All participants in the 2013 Mechanical Ground Fireworks festival in Floriana, Malta is locally known as “Nar ta’ l-Art”, have been told that the firework flames MUST be contained to avoid any further accidents.

Ground fireworks are a unique Maltese pyrotechnic tradition, and since the festival will be held on the eve of Floriana’s Parish Feast, those who attend the festival will also get a taste of the lavish local festivities which are a hallmark of Maltese Fiestas.

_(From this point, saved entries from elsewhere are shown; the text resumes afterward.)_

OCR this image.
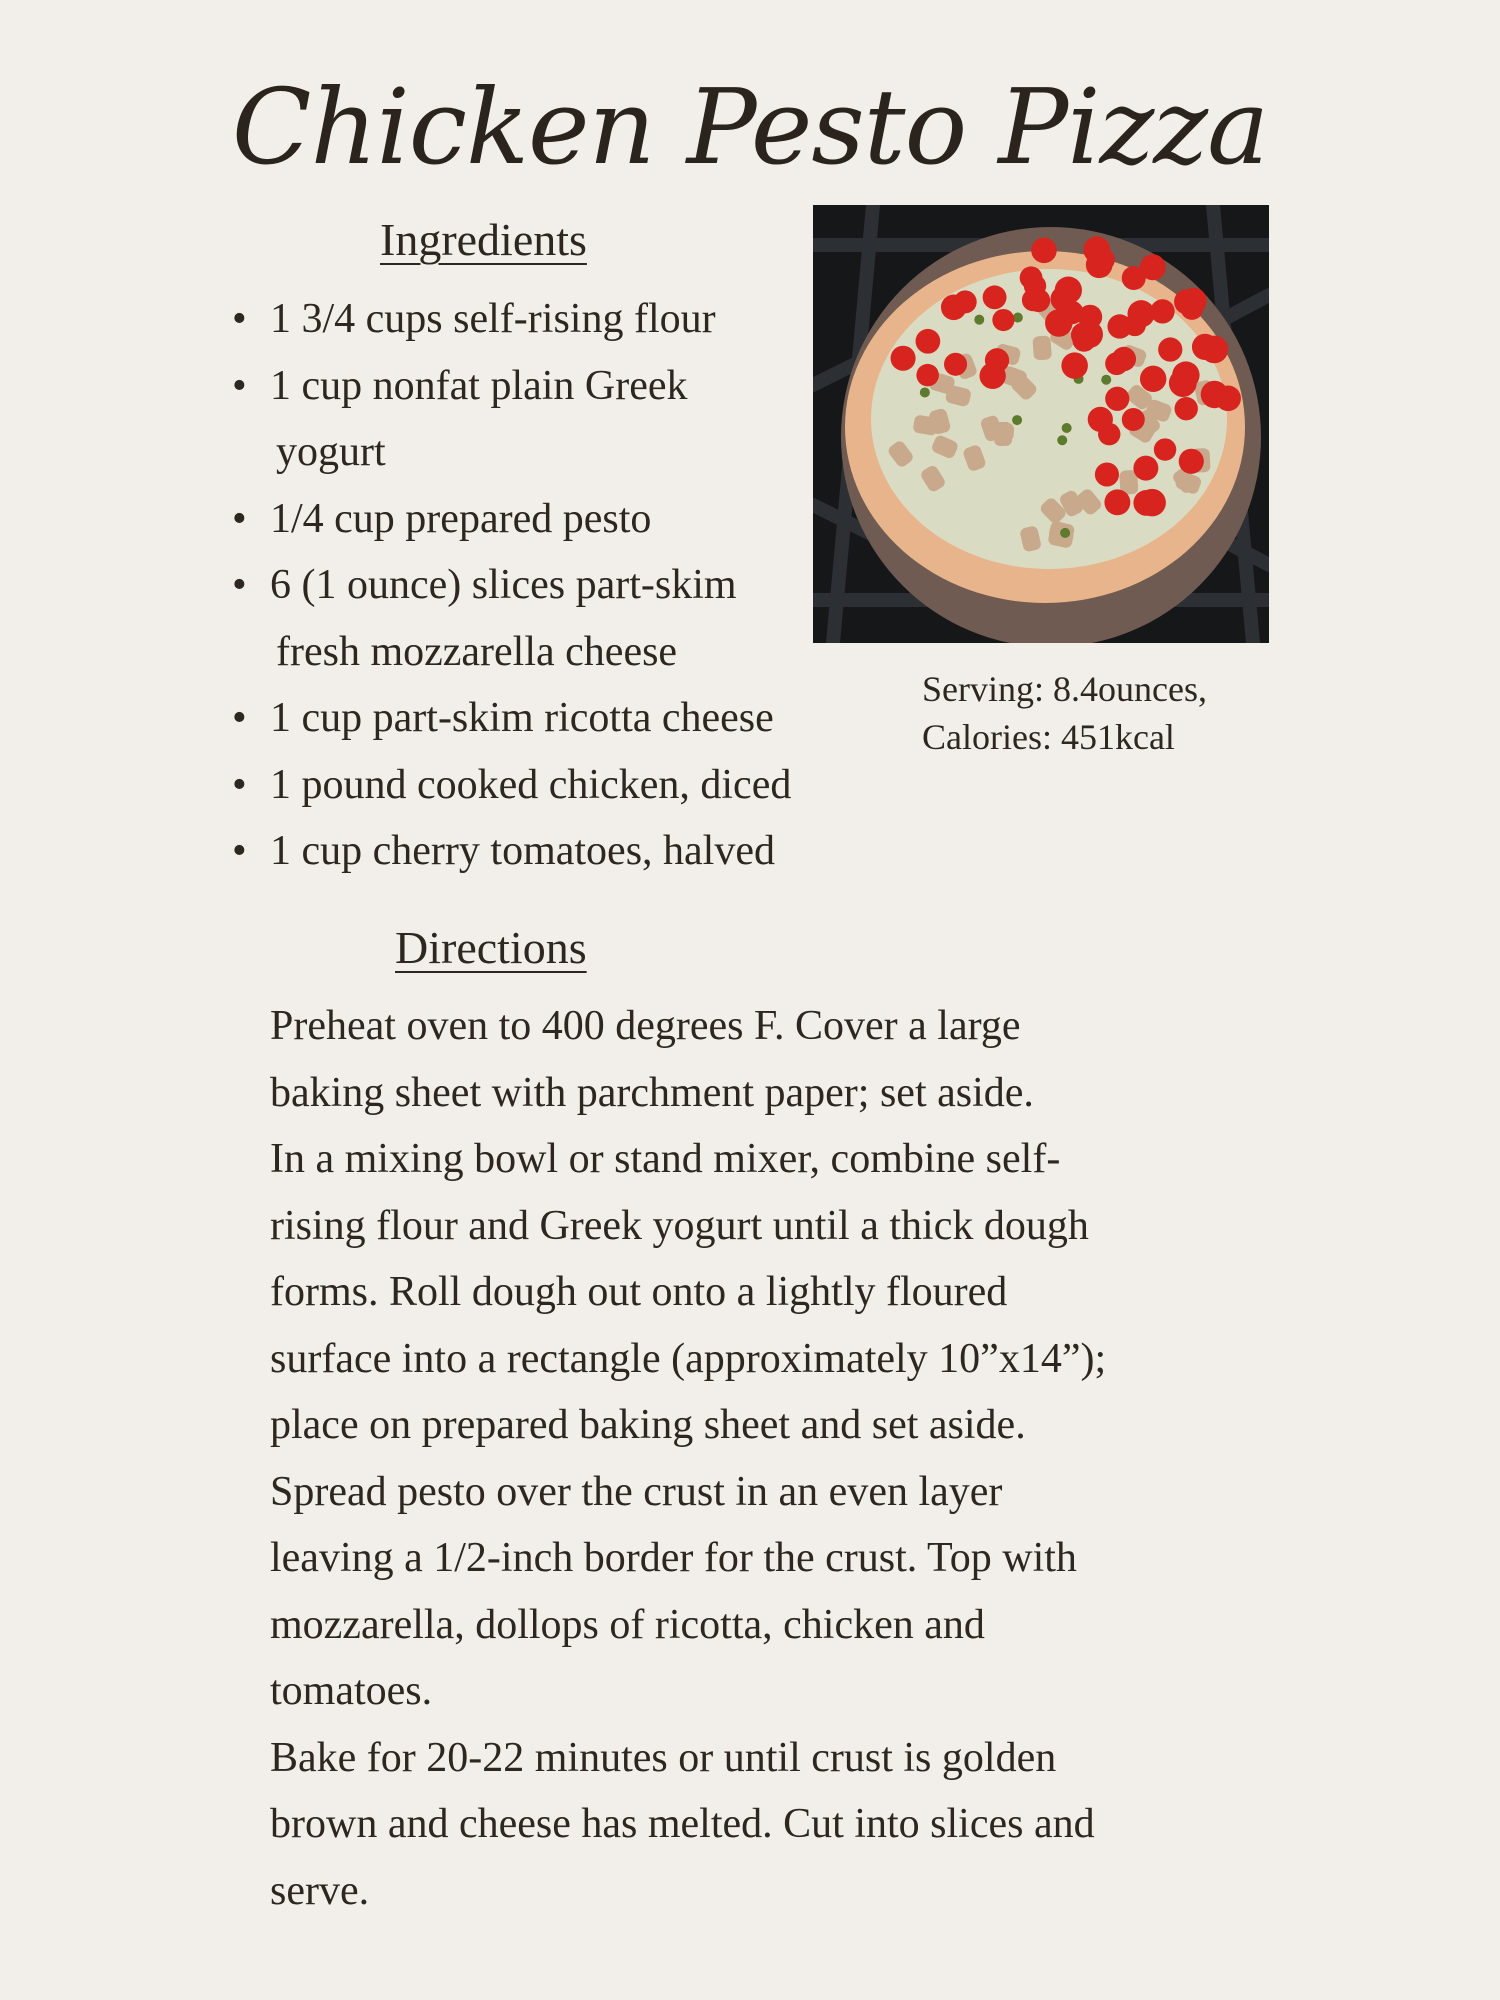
Chicken Pesto Pizza
Ingredients
• 1 3/4 cups self-rising flour
• 1 cup nonfat plain Greek
yogurt
• 1/4 cup prepared pesto
• 6 (1 ounce) slices part-skim
fresh mozzarella cheese
• 1 cup part-skim ricotta cheese
• 1 pound cooked chicken, diced
• 1 cup cherry tomatoes, halved
Serving: 8.4ounces,
Calories: 451kcal
Directions
Preheat oven to 400 degrees F. Cover a large
baking sheet with parchment paper; set aside.
In a mixing bowl or stand mixer, combine self-
rising flour and Greek yogurt until a thick dough
forms. Roll dough out onto a lightly floured
surface into a rectangle (approximately 10”x14”);
place on prepared baking sheet and set aside.
Spread pesto over the crust in an even layer
leaving a 1/2-inch border for the crust. Top with
mozzarella, dollops of ricotta, chicken and
tomatoes.
Bake for 20-22 minutes or until crust is golden
brown and cheese has melted. Cut into slices and
serve.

The Festival will be held in the largest square in Malta.

In 2009, a young man was injured when a flame from a misfired Catherine wheel hit him in the face.  However, event organisers have assured the public that every safety measure will be taken to ensure crowd safety by keeping them at a safe distance.

The new regulations state that the displays must be built in a way that ensures that flares from fireworks will not be emitted outwards.

The 2013 Festival, being held in April will feature competing teams from around the World and will last around an hour and a half.  Each team will present 2 displays in the hope of becoming Mechanical Champions.

There will also be a unique situation when 25% of the score will be allotted by representatives of the competing teams themselves and the remainder of the score will be established by the panel of experts from around the World.

I am sure that if there is sufficient distance between the action and the crowd that there will be little chance of injury being sustained again and this remains a free event which can be enjoyed by all the family.

The categories for the competition include the best use of gears/chains and least used, originality, best mechanism and best products.